Q - Revenons à la politique étrangère. Dans le dossier du nucléaire iranien, l’usage de la force est-il un horizon envisagé ?

R - Pas par nous. Comme l’a dit le président, il faut tout faire pour éviter l’irréparable. Une telle intervention aurait des conséquences catastrophiques dans la région. La France prône des sanctions qui soient vraiment de nature à paralyser le régime: gel des avoirs de la Banque centrale, embargo sur les exportations d’hydrocarbures.
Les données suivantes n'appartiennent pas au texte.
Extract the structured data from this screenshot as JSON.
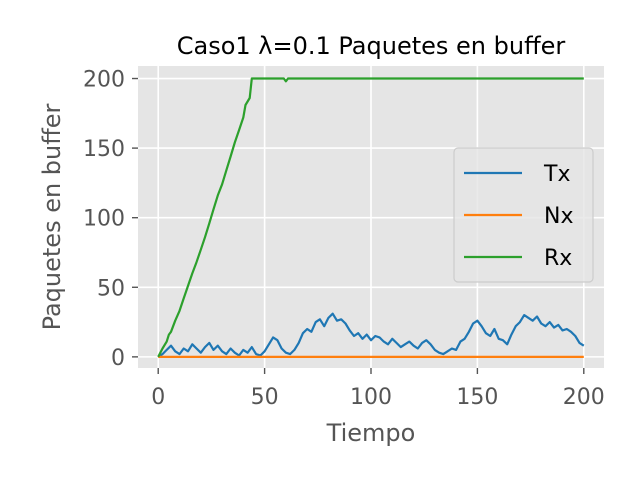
{
  "chart_data": {
    "type": "line",
    "title": "Caso1 λ=0.1 Paquetes en buffer",
    "xlabel": "Tiempo",
    "ylabel": "Paquetes en buffer",
    "xlim": [
      -9.5,
      209.5
    ],
    "ylim": [
      -8,
      209
    ],
    "xticks": [
      0,
      50,
      100,
      150,
      200
    ],
    "yticks": [
      0,
      50,
      100,
      150,
      200
    ],
    "grid": true,
    "legend_position": "center-right",
    "series": [
      {
        "name": "Tx",
        "color": "#1f77b4",
        "x": [
          0,
          2,
          4,
          6,
          8,
          10,
          12,
          14,
          16,
          18,
          20,
          22,
          24,
          26,
          28,
          30,
          32,
          34,
          36,
          38,
          40,
          42,
          44,
          46,
          48,
          50,
          52,
          54,
          56,
          58,
          60,
          62,
          64,
          66,
          68,
          70,
          72,
          74,
          76,
          78,
          80,
          82,
          84,
          86,
          88,
          90,
          92,
          94,
          96,
          98,
          100,
          102,
          104,
          106,
          108,
          110,
          112,
          114,
          116,
          118,
          120,
          122,
          124,
          126,
          128,
          130,
          132,
          134,
          136,
          138,
          140,
          142,
          144,
          146,
          148,
          150,
          152,
          154,
          156,
          158,
          160,
          162,
          164,
          166,
          168,
          170,
          172,
          174,
          176,
          178,
          180,
          182,
          184,
          186,
          188,
          190,
          192,
          194,
          196,
          198,
          200
        ],
        "values": [
          0,
          2,
          5,
          8,
          4,
          2,
          6,
          4,
          9,
          6,
          3,
          7,
          10,
          5,
          8,
          4,
          2,
          6,
          3,
          1,
          5,
          3,
          7,
          2,
          1,
          4,
          9,
          14,
          12,
          6,
          3,
          2,
          5,
          10,
          17,
          20,
          18,
          25,
          27,
          22,
          28,
          31,
          26,
          27,
          24,
          19,
          15,
          17,
          13,
          16,
          12,
          15,
          14,
          11,
          9,
          13,
          10,
          7,
          9,
          11,
          8,
          6,
          10,
          12,
          9,
          5,
          3,
          2,
          4,
          6,
          5,
          11,
          13,
          18,
          24,
          26,
          22,
          17,
          15,
          20,
          13,
          12,
          9,
          16,
          22,
          25,
          30,
          28,
          26,
          29,
          24,
          22,
          25,
          21,
          23,
          19,
          20,
          18,
          15,
          10,
          8
        ]
      },
      {
        "name": "Nx",
        "color": "#ff7f0e",
        "x": [
          0,
          200
        ],
        "values": [
          0,
          0
        ]
      },
      {
        "name": "Rx",
        "color": "#2ca02c",
        "x": [
          0,
          2,
          4,
          5,
          6,
          8,
          10,
          12,
          14,
          16,
          18,
          20,
          22,
          24,
          26,
          28,
          30,
          32,
          34,
          36,
          38,
          40,
          41,
          43,
          44,
          46,
          50,
          55,
          59,
          60,
          61,
          65,
          80,
          100,
          120,
          140,
          160,
          180,
          200
        ],
        "values": [
          0,
          6,
          11,
          16,
          18,
          26,
          33,
          42,
          51,
          60,
          68,
          77,
          86,
          96,
          106,
          116,
          124,
          134,
          144,
          154,
          163,
          172,
          181,
          186,
          200,
          200,
          200,
          200,
          200,
          198,
          200,
          200,
          200,
          200,
          200,
          200,
          200,
          200,
          200
        ]
      }
    ]
  }
}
Américains et Britanniques ont commencé à faire mouvement dans ce sens.

Q - Lentement !

R - Nous souhaitons une position commune, afin que la pression soit maximale. On ne peut pas accepter que les Iraniens continuent à nous mener en bateau.

(…)

Q - Vous avez appelé, en avril, au nom de la France, à l’ouverture d’un dialogue avec les mouvements islamistes dans le monde arabe. Face à l’évolution des événements en Libye, en Égypte et en Tunisie, craignez-vous que les partis religieux ne participent à une restauration autoritaire ?

R - Je ne connais pas de révolution qui se déroule comme un long fleuve tranquille. Nous avons raison de soutenir l’aspiration des peuples à s’exprimer et à choisir eux-mêmes leurs dirigeants. Ce sont nos valeurs et nos intérêts. On ne peut pas encourager les peuples à procéder à des élections, puis en contester le résultat. J’ai conscience des risques, mais, pour autant, tout parti qui se réfère à l’islam n’est pas a priori dangereux. Je suis attaché à la laïcité française, mais l’Allemagne a un concordat, la reine d’Angleterre dirige l’Église anglicane... Or, la plupart des pays arabes ont l’islam pour religion. Restent des lignes rouges et nous serons vigilants. Les élections, on peut les gagner, mais on peut aussi les perdre; pour nous, on ne peut confisquer le pouvoir au nom de Dieu, car le pouvoir, c’est le peuple. S’ajoute la nécessité de construire un État de droit avec la séparation des trois grands pouvoirs, et qui doit prendre en compte les droits de l’Homme, le respect des minorités, le droit des femmes...

Q - Le Premier ministre tunisien a parlé d’un sixième califat...

R - Il y a eu des déclarations inquiétantes. Nous n’avons pas à imposer un modèle de démocratie, mais nous affirmons un certain nombre de valeurs fondamentales, qui sont d’ailleurs inscrites dans la Charte universelle des Nations unies, et ferons attention à ce que ces principes soient respectés. Et comme nous allons nous engager fortement dans l’aide à ces pays, nous sommes fondés à veiller à ce qu’ils respectent ces principes fondamentaux.